Today’s main recipe is for peach cobbler, with some variations at the bottom for berry cobbler, adding bourbon to cobbler, and the aforementioned berry-rhubarb cobbler. Experiment with different fruits – you can’t go wrong!
If you haven’t had the pleasure of a bowl of warm cobbler this year, ideally topped with a scoop of melting vanilla ice cream, do yourself a favor and change that. Get some fruit, make cobbler, and smile.
Feel free to experiment with different fruits and fruit combinations! As with any biscuit and biscuit-like dough, avoid overmixing - any flour pockets will right themselves with rest and/or baking. If you like your cobbler on the sweeter side, feel free to add more sugar. We like ours tangy and fruity!
you will need:
- ½ c cold butter, cut into tablespoons or small squares
- 2 lbs peaches, pitted and sliced or chopped and peeled if desired (we don’t bother)
- 1 c sugar, divided use
- 1 c all-purpose flour
- 1 tsp baking powder
- ⅛ tsp salt
- zest of 1 small lemon (or ½ large lemon), about 1 tsp
- 2 large eggs, lightly beaten
- 1 tsp vanilla
- Preheat oven to 375 degrees F. Grease an 8×8 square baking dish. Place sliced peaches in the dish, and mix with ½ c of the sugar. (You can also do this in a separate bowl, then transfer the sugared fruit to the dish.) Set aside.

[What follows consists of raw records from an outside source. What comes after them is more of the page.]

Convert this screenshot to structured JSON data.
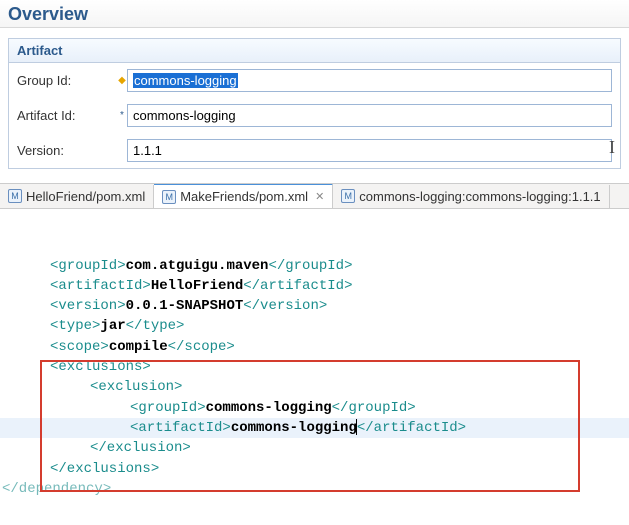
{
  "overview": {
    "title": "Overview"
  },
  "artifact": {
    "panel_title": "Artifact",
    "fields": {
      "group_id": {
        "label": "Group Id:",
        "value": "commons-logging"
      },
      "artifact_id": {
        "label": "Artifact Id:",
        "value": "commons-logging"
      },
      "version": {
        "label": "Version:",
        "value": "1.1.1"
      }
    }
  },
  "tabs": {
    "items": [
      {
        "icon": "M",
        "label": "HelloFriend/pom.xml",
        "active": false,
        "closable": false
      },
      {
        "icon": "M",
        "label": "MakeFriends/pom.xml",
        "active": true,
        "closable": true
      },
      {
        "icon": "M",
        "label": "commons-logging:commons-logging:1.1.1",
        "active": false,
        "closable": false
      }
    ]
  },
  "code": {
    "lines": [
      {
        "indent": 1,
        "open": "<groupId>",
        "text": "com.atguigu.maven",
        "close": "</groupId>"
      },
      {
        "indent": 1,
        "open": "<artifactId>",
        "text": "HelloFriend",
        "close": "</artifactId>"
      },
      {
        "indent": 1,
        "open": "<version>",
        "text": "0.0.1-SNAPSHOT",
        "close": "</version>"
      },
      {
        "indent": 1,
        "open": "<type>",
        "text": "jar",
        "close": "</type>"
      },
      {
        "indent": 1,
        "open": "<scope>",
        "text": "compile",
        "close": "</scope>"
      },
      {
        "indent": 1,
        "open": "<exclusions>",
        "text": "",
        "close": ""
      },
      {
        "indent": 2,
        "open": "<exclusion>",
        "text": "",
        "close": ""
      },
      {
        "indent": 3,
        "open": "<groupId>",
        "text": "commons-logging",
        "close": "</groupId>"
      },
      {
        "indent": 3,
        "open": "<artifactId>",
        "text": "commons-logging",
        "close": "</artifactId>",
        "highlight": true,
        "caret": true
      },
      {
        "indent": 2,
        "open": "</exclusion>",
        "text": "",
        "close": ""
      },
      {
        "indent": 1,
        "open": "</exclusions>",
        "text": "",
        "close": ""
      }
    ],
    "footer": "</dependency>"
  }
}
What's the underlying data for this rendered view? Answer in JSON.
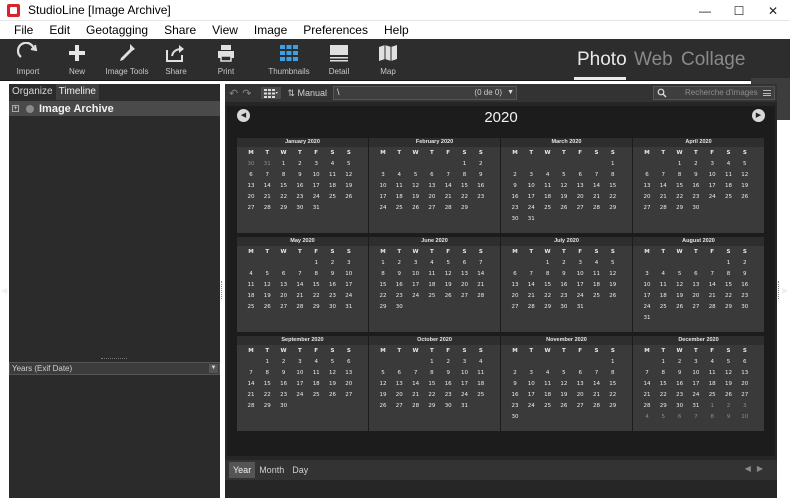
{
  "window": {
    "title": "StudioLine [Image Archive]"
  },
  "menu": [
    "File",
    "Edit",
    "Geotagging",
    "Share",
    "View",
    "Image",
    "Preferences",
    "Help"
  ],
  "toolbar": {
    "import": "Import",
    "new": "New",
    "image_tools": "Image Tools",
    "share": "Share",
    "print": "Print",
    "thumbnails": "Thumbnails",
    "detail": "Detail",
    "map": "Map"
  },
  "modes": {
    "photo": "Photo",
    "web": "Web",
    "collage": "Collage"
  },
  "left_panel": {
    "tabs": {
      "organize": "Organize",
      "timeline": "Timeline"
    },
    "tree_label": "Image Archive",
    "years_select": "Years (Exif Date)"
  },
  "nav": {
    "sort_label": "Manual",
    "path": "\\",
    "count": "(0 de 0)",
    "search_placeholder": "Recherche d'images"
  },
  "calendar": {
    "year": "2020",
    "weekdays": [
      "M",
      "T",
      "W",
      "T",
      "F",
      "S",
      "S"
    ],
    "months": [
      {
        "title": "January 2020",
        "days": [
          [
            "30",
            "31",
            "1",
            "2",
            "3",
            "4",
            "5"
          ],
          [
            "6",
            "7",
            "8",
            "9",
            "10",
            "11",
            "12"
          ],
          [
            "13",
            "14",
            "15",
            "16",
            "17",
            "18",
            "19"
          ],
          [
            "20",
            "21",
            "22",
            "23",
            "24",
            "25",
            "26"
          ],
          [
            "27",
            "28",
            "29",
            "30",
            "31",
            "",
            ""
          ]
        ]
      },
      {
        "title": "February 2020",
        "days": [
          [
            "",
            "",
            "",
            "",
            "",
            "1",
            "2"
          ],
          [
            "3",
            "4",
            "5",
            "6",
            "7",
            "8",
            "9"
          ],
          [
            "10",
            "11",
            "12",
            "13",
            "14",
            "15",
            "16"
          ],
          [
            "17",
            "18",
            "19",
            "20",
            "21",
            "22",
            "23"
          ],
          [
            "24",
            "25",
            "26",
            "27",
            "28",
            "29",
            ""
          ]
        ]
      },
      {
        "title": "March 2020",
        "days": [
          [
            "",
            "",
            "",
            "",
            "",
            "",
            "1"
          ],
          [
            "2",
            "3",
            "4",
            "5",
            "6",
            "7",
            "8"
          ],
          [
            "9",
            "10",
            "11",
            "12",
            "13",
            "14",
            "15"
          ],
          [
            "16",
            "17",
            "18",
            "19",
            "20",
            "21",
            "22"
          ],
          [
            "23",
            "24",
            "25",
            "26",
            "27",
            "28",
            "29"
          ],
          [
            "30",
            "31",
            "",
            "",
            "",
            "",
            ""
          ]
        ]
      },
      {
        "title": "April 2020",
        "days": [
          [
            "",
            "",
            "1",
            "2",
            "3",
            "4",
            "5"
          ],
          [
            "6",
            "7",
            "8",
            "9",
            "10",
            "11",
            "12"
          ],
          [
            "13",
            "14",
            "15",
            "16",
            "17",
            "18",
            "19"
          ],
          [
            "20",
            "21",
            "22",
            "23",
            "24",
            "25",
            "26"
          ],
          [
            "27",
            "28",
            "29",
            "30",
            "",
            "",
            ""
          ]
        ]
      },
      {
        "title": "May 2020",
        "days": [
          [
            "",
            "",
            "",
            "",
            "1",
            "2",
            "3"
          ],
          [
            "4",
            "5",
            "6",
            "7",
            "8",
            "9",
            "10"
          ],
          [
            "11",
            "12",
            "13",
            "14",
            "15",
            "16",
            "17"
          ],
          [
            "18",
            "19",
            "20",
            "21",
            "22",
            "23",
            "24"
          ],
          [
            "25",
            "26",
            "27",
            "28",
            "29",
            "30",
            "31"
          ]
        ]
      },
      {
        "title": "June 2020",
        "days": [
          [
            "1",
            "2",
            "3",
            "4",
            "5",
            "6",
            "7"
          ],
          [
            "8",
            "9",
            "10",
            "11",
            "12",
            "13",
            "14"
          ],
          [
            "15",
            "16",
            "17",
            "18",
            "19",
            "20",
            "21"
          ],
          [
            "22",
            "23",
            "24",
            "25",
            "26",
            "27",
            "28"
          ],
          [
            "29",
            "30",
            "",
            "",
            "",
            "",
            ""
          ]
        ]
      },
      {
        "title": "July 2020",
        "days": [
          [
            "",
            "",
            "1",
            "2",
            "3",
            "4",
            "5"
          ],
          [
            "6",
            "7",
            "8",
            "9",
            "10",
            "11",
            "12"
          ],
          [
            "13",
            "14",
            "15",
            "16",
            "17",
            "18",
            "19"
          ],
          [
            "20",
            "21",
            "22",
            "23",
            "24",
            "25",
            "26"
          ],
          [
            "27",
            "28",
            "29",
            "30",
            "31",
            "",
            ""
          ]
        ]
      },
      {
        "title": "August 2020",
        "days": [
          [
            "",
            "",
            "",
            "",
            "",
            "1",
            "2"
          ],
          [
            "3",
            "4",
            "5",
            "6",
            "7",
            "8",
            "9"
          ],
          [
            "10",
            "11",
            "12",
            "13",
            "14",
            "15",
            "16"
          ],
          [
            "17",
            "18",
            "19",
            "20",
            "21",
            "22",
            "23"
          ],
          [
            "24",
            "25",
            "26",
            "27",
            "28",
            "29",
            "30"
          ],
          [
            "31",
            "",
            "",
            "",
            "",
            "",
            ""
          ]
        ]
      },
      {
        "title": "September 2020",
        "days": [
          [
            "",
            "1",
            "2",
            "3",
            "4",
            "5",
            "6"
          ],
          [
            "7",
            "8",
            "9",
            "10",
            "11",
            "12",
            "13"
          ],
          [
            "14",
            "15",
            "16",
            "17",
            "18",
            "19",
            "20"
          ],
          [
            "21",
            "22",
            "23",
            "24",
            "25",
            "26",
            "27"
          ],
          [
            "28",
            "29",
            "30",
            "",
            "",
            "",
            ""
          ]
        ]
      },
      {
        "title": "October 2020",
        "days": [
          [
            "",
            "",
            "",
            "1",
            "2",
            "3",
            "4"
          ],
          [
            "5",
            "6",
            "7",
            "8",
            "9",
            "10",
            "11"
          ],
          [
            "12",
            "13",
            "14",
            "15",
            "16",
            "17",
            "18"
          ],
          [
            "19",
            "20",
            "21",
            "22",
            "23",
            "24",
            "25"
          ],
          [
            "26",
            "27",
            "28",
            "29",
            "30",
            "31",
            ""
          ]
        ]
      },
      {
        "title": "November 2020",
        "days": [
          [
            "",
            "",
            "",
            "",
            "",
            "",
            "1"
          ],
          [
            "2",
            "3",
            "4",
            "5",
            "6",
            "7",
            "8"
          ],
          [
            "9",
            "10",
            "11",
            "12",
            "13",
            "14",
            "15"
          ],
          [
            "16",
            "17",
            "18",
            "19",
            "20",
            "21",
            "22"
          ],
          [
            "23",
            "24",
            "25",
            "26",
            "27",
            "28",
            "29"
          ],
          [
            "30",
            "",
            "",
            "",
            "",
            "",
            ""
          ]
        ]
      },
      {
        "title": "December 2020",
        "days": [
          [
            "",
            "1",
            "2",
            "3",
            "4",
            "5",
            "6"
          ],
          [
            "7",
            "8",
            "9",
            "10",
            "11",
            "12",
            "13"
          ],
          [
            "14",
            "15",
            "16",
            "17",
            "18",
            "19",
            "20"
          ],
          [
            "21",
            "22",
            "23",
            "24",
            "25",
            "26",
            "27"
          ],
          [
            "28",
            "29",
            "30",
            "31",
            "1",
            "2",
            "3"
          ],
          [
            "4",
            "5",
            "6",
            "7",
            "8",
            "9",
            "10"
          ]
        ]
      }
    ],
    "other_month_days": {
      "0": [
        [
          0,
          0
        ],
        [
          0,
          1
        ]
      ],
      "11": [
        [
          4,
          4
        ],
        [
          4,
          5
        ],
        [
          4,
          6
        ],
        [
          5,
          0
        ],
        [
          5,
          1
        ],
        [
          5,
          2
        ],
        [
          5,
          3
        ],
        [
          5,
          4
        ],
        [
          5,
          5
        ],
        [
          5,
          6
        ]
      ]
    }
  },
  "bottom_tabs": {
    "year": "Year",
    "month": "Month",
    "day": "Day"
  }
}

- In a large bowl or bowl of a food processor, combine flour, remaining sugar, baking powder, and salt. Cut in the cold butter, either by using a fork, pastry cutter, or a few pulses of a food processor. Add in the eggs, vanilla, and lemon zest, and combine with a fork (or pulse with the food processor) until just combined.
- Drop biscuit topping by tablespoons over the surface of the sugared fruit, being sure to cover as much of it as possible but without spreading the topping with a spatula (a few holes are okay!). Bake for 30-40 minutes, or until the topping is just starting to brown and the fruit is bubbly, softened, and thickened.
Bourbon-Peach Cobbler: Heavenly stuff. Add in ¼ c bourbon to the peaches in Step 1. This will make a bit of a looser filling, but with the delightful tinge of bourbon flavor without being boozy.
Berry Cobbler: Sub in 6 cups blueberries, blackberries, chopped cherries, or other berries (or a combination!) for the peaches. Proceed with recipe.
Blackberry-Rhubarb Cobbler: Sub in 4 c blackberries and 2 c peeled, chopped rhubarb for the peaches. Increase the sugar mixed with the fruit in Step 1 to 1 cup (for a total of 1 1/2 cups for the whole recipe). Proceed with recipe.